Think of it this way. You believe that the return you get from owning a house (the rent you get or save paying) will be roughly constant in real terms. However the return you get on other assets, measured by the real interest rate, is falling. So housing becomes more attractive as an asset. So more people buy houses, and arbitrage will mean its price will rise until the rate of return on housing assets adjusts down towards the lower rate of return on other assets. As Steve Nickell pointed out in 2004, if the expected risk free real interest rate permanently fell from, say, 4% to 2%, this could raise real house prices by 67%.
It is the expected return on other assets that matters here. The fact that actual real interest rates have fallen in the past would not matter much if they were expected to recover quickly. A key idea behind today’s discussion of secular stagnation is that real interest rates might stay pretty low for a long period of time. That in turn implies that house prices will be much higher relative to incomes than they were when real interest rates were higher.
So what appears to be a bubble may instead be a symptom of secular stagnation. We can make the same point by looking at another measure of affordability, again provided by Nationwide.
|UK First time buyer mortgage payments as a percentage of mean disposable income: source Nationwide|
First time buyers are able to afford elevated house prices, because interest rates on mortgages are so low. Of course raising the deposit is a problem, but the government’s Help to Buy scheme has come to the rescue by effectively restoring the 95% mortgage that disappeared in the recession.
Secular stagnation is a global idea, so if this story is right then we should see similar patterns abroad. Using the Economist as a guide, I think we can split countries into three groups. The first group is the UK, France (which looks very much like the UK!), Belgium, Italy, Sweden, Canada, Australia and New Zealand. There the house price to income ratio rose sharply in the 2000s, and has stayed high. The second group is the US, Denmark, Ireland, Netherlands and Spain, which also show large increases in the 2000s, but where post-recession declines have been so large as to actually wipe out (or come close to wiping out) these gains. For these countries it could be a bubble, or it could be an underlying rise temporarily offset by the impact of the recession. The third group is Germany and Switzerland (and maybe Austria), where the ratio has been falling over time, but has picked up over the last five years. There is one outlier, Japan, where the ratio has been falling since 1990. In a nutshell, the data is not clearly consistent with the secular stagnation story but does not clearly reject it either (ever thus!)

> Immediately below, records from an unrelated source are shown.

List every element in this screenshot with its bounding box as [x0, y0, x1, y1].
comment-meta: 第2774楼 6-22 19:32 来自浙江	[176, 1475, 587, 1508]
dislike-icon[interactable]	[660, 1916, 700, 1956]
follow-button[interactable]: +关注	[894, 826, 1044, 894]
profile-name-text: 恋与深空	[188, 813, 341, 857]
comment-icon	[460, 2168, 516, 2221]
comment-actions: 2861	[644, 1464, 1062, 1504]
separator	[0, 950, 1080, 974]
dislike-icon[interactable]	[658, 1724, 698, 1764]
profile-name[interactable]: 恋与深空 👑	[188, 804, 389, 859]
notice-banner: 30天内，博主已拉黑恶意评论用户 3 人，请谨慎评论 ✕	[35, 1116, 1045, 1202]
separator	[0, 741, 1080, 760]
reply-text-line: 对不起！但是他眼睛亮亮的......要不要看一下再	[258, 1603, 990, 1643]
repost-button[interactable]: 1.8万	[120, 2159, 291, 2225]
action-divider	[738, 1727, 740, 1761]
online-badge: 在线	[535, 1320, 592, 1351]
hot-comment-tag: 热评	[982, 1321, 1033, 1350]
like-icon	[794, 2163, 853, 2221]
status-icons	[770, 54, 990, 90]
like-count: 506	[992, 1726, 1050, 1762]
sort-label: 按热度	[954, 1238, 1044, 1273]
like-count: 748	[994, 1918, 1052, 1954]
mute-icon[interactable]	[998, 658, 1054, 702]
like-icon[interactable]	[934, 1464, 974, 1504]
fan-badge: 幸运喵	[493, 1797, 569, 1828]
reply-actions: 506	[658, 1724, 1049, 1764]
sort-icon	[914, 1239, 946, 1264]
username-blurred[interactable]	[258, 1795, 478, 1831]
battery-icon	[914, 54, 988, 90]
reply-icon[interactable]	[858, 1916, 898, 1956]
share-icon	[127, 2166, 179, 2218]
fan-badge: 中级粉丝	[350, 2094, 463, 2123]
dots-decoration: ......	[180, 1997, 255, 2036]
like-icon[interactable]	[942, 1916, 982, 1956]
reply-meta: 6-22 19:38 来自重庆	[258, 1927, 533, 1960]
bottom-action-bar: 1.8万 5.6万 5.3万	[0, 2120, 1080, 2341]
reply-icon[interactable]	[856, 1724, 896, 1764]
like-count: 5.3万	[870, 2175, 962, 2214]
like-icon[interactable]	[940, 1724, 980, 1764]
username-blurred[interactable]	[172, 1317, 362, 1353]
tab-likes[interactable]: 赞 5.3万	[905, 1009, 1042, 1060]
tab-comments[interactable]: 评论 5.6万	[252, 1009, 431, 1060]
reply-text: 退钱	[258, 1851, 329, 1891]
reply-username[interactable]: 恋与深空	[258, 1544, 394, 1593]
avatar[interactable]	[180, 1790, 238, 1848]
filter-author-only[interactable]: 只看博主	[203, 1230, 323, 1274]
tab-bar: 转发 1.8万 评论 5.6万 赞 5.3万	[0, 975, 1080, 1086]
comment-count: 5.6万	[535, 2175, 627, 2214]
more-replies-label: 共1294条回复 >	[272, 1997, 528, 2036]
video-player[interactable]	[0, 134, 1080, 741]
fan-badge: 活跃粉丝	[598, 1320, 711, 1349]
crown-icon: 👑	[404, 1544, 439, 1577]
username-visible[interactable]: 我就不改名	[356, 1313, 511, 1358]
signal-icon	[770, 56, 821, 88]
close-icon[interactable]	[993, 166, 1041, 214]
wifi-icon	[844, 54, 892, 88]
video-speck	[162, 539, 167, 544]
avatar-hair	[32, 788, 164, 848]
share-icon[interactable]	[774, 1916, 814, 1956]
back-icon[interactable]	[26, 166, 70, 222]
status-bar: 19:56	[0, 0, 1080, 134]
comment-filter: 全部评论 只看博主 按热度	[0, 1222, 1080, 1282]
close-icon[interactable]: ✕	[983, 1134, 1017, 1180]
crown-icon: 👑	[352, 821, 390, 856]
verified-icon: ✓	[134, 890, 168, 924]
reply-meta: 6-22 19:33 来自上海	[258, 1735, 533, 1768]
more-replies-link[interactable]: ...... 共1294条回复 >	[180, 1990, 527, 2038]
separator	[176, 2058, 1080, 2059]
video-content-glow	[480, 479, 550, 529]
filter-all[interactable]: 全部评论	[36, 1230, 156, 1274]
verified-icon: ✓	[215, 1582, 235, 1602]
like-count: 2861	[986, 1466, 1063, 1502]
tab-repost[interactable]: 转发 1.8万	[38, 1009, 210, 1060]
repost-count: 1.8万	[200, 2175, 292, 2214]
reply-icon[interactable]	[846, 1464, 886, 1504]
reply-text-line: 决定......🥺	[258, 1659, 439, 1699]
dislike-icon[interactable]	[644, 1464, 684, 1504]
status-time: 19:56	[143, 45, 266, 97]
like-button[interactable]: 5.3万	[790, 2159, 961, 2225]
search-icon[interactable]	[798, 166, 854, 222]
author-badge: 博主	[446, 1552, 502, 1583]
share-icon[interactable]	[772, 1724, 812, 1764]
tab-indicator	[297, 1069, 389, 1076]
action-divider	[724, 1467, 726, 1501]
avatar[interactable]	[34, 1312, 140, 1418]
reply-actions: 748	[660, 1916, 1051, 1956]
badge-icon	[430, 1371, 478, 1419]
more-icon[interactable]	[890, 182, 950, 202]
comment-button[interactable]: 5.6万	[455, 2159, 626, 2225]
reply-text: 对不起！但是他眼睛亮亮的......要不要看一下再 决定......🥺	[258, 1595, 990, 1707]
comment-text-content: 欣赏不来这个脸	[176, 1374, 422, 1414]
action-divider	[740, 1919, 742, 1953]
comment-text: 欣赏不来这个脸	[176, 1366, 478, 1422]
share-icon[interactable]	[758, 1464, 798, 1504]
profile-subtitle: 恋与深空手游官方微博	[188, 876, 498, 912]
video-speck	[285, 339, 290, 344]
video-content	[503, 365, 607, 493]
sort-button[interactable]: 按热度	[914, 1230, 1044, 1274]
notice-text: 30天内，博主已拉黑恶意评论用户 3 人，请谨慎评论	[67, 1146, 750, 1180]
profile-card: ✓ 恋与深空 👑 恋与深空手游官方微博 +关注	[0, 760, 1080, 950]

Does this mean we should stop calling what is happening in the UK a bubble? The first point is that secular stagnation is just an idea, and it may prove wrong, and if it does house prices may come tumbling down. Second, even if it is not wrong, it is still possible to have a bubble on top of the increase implied by lower interest rates. Indeed one of the concerns about the lower real interest rates associated with secular stagnation is that, by raising asset prices not just in housing but elsewhere, it may encourage bubbles to develop on top. So all we can say with certainty, for the UK at least, is that the Financial Policy Committee will have their work cut out when they next meet in June.